I'm following an introduction to statistical mechanics and have seen the following definitions for fundamental temperature, pressure and chemical potential respectively:
$$\frac{1}{\tau} := \left( \frac{\delta \sigma}{\delta U} \right)_{V,N}$$ $$p := \tau \left( \frac{\delta \sigma}{\delta V} \right)_{U,N}$$ $$\mu := -\tau \left( \frac{\delta \sigma}{\delta N} \right)_{U,V}$$
where $\sigma$ is entropy $U$ energy, $V$ volume and $N$ the number of particles.

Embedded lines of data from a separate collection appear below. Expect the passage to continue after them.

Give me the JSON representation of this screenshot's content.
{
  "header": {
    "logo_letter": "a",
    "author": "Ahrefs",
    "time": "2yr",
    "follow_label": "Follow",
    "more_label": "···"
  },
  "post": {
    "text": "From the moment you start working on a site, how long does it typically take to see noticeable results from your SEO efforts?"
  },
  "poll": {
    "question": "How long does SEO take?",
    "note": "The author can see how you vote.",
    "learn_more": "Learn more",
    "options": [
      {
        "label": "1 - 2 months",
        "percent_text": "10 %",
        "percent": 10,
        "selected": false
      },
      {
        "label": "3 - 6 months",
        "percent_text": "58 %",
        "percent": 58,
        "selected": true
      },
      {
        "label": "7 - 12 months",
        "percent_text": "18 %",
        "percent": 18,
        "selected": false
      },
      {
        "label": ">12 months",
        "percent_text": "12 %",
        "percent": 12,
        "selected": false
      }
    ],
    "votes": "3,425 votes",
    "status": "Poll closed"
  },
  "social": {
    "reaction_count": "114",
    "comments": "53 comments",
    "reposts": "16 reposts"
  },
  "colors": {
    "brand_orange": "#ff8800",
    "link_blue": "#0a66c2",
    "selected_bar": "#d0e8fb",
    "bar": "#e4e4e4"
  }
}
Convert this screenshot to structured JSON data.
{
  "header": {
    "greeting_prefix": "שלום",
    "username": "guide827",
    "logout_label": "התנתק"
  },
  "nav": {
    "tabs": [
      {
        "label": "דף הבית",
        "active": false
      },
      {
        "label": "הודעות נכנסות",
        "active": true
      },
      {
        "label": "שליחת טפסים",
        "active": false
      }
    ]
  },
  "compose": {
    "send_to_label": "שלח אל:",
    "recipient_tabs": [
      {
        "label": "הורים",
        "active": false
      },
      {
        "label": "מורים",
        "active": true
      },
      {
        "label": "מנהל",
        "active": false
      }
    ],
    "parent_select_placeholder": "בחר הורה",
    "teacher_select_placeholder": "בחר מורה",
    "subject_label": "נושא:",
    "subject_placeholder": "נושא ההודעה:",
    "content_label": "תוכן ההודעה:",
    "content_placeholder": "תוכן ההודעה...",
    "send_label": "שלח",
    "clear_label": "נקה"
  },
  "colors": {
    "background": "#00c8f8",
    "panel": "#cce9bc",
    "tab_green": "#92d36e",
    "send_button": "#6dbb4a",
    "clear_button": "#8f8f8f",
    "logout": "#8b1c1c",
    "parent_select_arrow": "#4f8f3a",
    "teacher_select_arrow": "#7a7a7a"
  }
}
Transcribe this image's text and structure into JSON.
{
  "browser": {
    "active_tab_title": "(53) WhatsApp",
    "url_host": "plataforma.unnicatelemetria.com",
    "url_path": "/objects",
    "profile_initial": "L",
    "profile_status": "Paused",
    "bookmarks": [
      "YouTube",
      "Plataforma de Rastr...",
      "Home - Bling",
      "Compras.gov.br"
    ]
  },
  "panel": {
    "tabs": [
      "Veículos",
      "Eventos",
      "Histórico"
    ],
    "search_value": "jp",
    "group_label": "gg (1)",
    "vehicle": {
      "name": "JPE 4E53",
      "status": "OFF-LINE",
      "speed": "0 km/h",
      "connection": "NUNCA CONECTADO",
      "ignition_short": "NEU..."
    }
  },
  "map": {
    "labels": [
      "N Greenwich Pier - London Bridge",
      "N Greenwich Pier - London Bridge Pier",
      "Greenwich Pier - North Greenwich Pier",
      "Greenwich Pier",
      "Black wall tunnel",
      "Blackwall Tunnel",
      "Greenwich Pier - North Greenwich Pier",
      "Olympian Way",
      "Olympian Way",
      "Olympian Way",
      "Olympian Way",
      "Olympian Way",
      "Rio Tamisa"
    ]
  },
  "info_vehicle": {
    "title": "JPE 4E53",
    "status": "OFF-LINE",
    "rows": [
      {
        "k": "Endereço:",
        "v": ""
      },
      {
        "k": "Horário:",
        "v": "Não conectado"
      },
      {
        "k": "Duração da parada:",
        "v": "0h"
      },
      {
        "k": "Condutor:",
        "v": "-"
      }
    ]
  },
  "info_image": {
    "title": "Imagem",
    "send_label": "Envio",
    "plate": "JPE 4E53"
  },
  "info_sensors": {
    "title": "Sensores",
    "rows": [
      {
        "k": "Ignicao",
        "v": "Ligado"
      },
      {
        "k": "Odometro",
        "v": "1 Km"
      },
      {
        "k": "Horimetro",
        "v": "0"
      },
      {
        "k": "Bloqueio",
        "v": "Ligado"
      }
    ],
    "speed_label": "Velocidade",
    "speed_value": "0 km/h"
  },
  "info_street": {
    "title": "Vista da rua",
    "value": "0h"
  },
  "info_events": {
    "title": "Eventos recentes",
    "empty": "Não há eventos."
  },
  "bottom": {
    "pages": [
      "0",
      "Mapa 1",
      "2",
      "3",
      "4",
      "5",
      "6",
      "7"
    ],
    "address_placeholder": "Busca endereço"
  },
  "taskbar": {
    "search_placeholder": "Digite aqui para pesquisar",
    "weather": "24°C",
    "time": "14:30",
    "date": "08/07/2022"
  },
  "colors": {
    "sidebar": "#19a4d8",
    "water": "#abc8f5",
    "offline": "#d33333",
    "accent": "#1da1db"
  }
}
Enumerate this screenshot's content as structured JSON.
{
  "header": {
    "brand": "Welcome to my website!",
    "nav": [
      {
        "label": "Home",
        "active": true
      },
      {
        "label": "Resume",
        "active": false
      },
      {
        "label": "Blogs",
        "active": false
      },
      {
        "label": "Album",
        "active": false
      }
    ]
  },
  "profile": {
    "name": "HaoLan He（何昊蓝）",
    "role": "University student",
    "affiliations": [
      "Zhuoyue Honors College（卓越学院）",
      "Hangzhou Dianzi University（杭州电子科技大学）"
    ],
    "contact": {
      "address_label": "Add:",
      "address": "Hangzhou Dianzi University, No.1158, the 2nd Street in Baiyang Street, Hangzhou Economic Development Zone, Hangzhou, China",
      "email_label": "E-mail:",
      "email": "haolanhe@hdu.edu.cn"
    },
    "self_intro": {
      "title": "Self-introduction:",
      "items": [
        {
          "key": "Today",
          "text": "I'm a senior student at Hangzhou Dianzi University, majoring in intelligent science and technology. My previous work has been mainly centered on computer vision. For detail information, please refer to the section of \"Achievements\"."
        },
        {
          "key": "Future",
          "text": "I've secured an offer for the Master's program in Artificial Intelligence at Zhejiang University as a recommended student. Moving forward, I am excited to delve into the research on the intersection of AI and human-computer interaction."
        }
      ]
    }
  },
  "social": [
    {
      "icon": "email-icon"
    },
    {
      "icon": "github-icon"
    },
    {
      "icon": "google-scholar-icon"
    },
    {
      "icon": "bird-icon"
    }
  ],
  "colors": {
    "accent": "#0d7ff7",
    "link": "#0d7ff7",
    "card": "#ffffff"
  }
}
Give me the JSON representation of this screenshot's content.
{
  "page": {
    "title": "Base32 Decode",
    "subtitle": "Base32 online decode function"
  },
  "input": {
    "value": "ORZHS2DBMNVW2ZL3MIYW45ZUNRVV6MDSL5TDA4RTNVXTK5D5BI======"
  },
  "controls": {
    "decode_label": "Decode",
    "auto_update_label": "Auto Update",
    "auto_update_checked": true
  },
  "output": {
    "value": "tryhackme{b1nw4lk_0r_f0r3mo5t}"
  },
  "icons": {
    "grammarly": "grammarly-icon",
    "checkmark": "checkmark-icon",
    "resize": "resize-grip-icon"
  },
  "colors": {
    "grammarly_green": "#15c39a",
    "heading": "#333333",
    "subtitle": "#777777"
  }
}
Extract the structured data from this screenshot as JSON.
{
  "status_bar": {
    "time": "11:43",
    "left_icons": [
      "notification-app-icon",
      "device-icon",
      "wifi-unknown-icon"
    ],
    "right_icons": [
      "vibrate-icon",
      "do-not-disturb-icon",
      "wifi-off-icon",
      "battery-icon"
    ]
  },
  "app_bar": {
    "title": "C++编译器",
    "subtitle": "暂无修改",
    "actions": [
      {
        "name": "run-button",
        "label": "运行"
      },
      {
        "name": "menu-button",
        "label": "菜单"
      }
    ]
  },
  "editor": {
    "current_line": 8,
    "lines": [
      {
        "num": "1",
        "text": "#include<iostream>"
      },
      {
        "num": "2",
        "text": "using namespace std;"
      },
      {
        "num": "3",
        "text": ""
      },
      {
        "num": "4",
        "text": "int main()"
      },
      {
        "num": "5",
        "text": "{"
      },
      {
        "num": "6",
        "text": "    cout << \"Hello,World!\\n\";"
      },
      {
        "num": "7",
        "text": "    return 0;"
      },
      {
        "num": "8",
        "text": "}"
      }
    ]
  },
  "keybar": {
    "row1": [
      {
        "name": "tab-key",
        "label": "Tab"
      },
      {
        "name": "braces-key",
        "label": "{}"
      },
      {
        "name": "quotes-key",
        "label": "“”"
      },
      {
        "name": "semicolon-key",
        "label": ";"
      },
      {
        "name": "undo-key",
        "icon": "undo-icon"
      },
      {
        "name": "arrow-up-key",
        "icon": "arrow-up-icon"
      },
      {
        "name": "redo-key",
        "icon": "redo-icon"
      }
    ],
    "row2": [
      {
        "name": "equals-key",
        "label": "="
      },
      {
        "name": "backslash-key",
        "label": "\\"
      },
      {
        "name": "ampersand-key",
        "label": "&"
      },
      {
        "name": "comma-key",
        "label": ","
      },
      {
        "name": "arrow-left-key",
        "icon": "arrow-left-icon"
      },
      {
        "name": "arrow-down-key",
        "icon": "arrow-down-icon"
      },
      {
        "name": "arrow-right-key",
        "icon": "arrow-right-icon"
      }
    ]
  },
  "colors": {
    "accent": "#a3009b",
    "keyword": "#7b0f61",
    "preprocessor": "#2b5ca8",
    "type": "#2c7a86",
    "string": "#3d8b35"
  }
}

First, I suppose the inverse in the temperature definition is there because we expect lower temperatures to draw energy. But I can't explain the factor $\tau$ in the definitions of pressure and chemical potential, nor the minus sign in the latter. This is the introduction I read:
Consider two systems A and B with entropies $\sigma_A$ and $\sigma_B$ and volumes $V_A$ and $V_B$. They are put into contact so that they can exchange volume, but not energy or particles. The maximal entropy will then be obtained at:
$$ 0 = \frac{d\sigma_{AB}}{dV_A} = \frac{d\sigma_A}{dV_A} - \frac{d\sigma_B}{dV_B} \Leftrightarrow \frac{d\sigma_A}{dV_A} = \frac{d\sigma_B}{dV_B} $$
We call this equilibrium quantity $p/\tau$. But why not just $p$?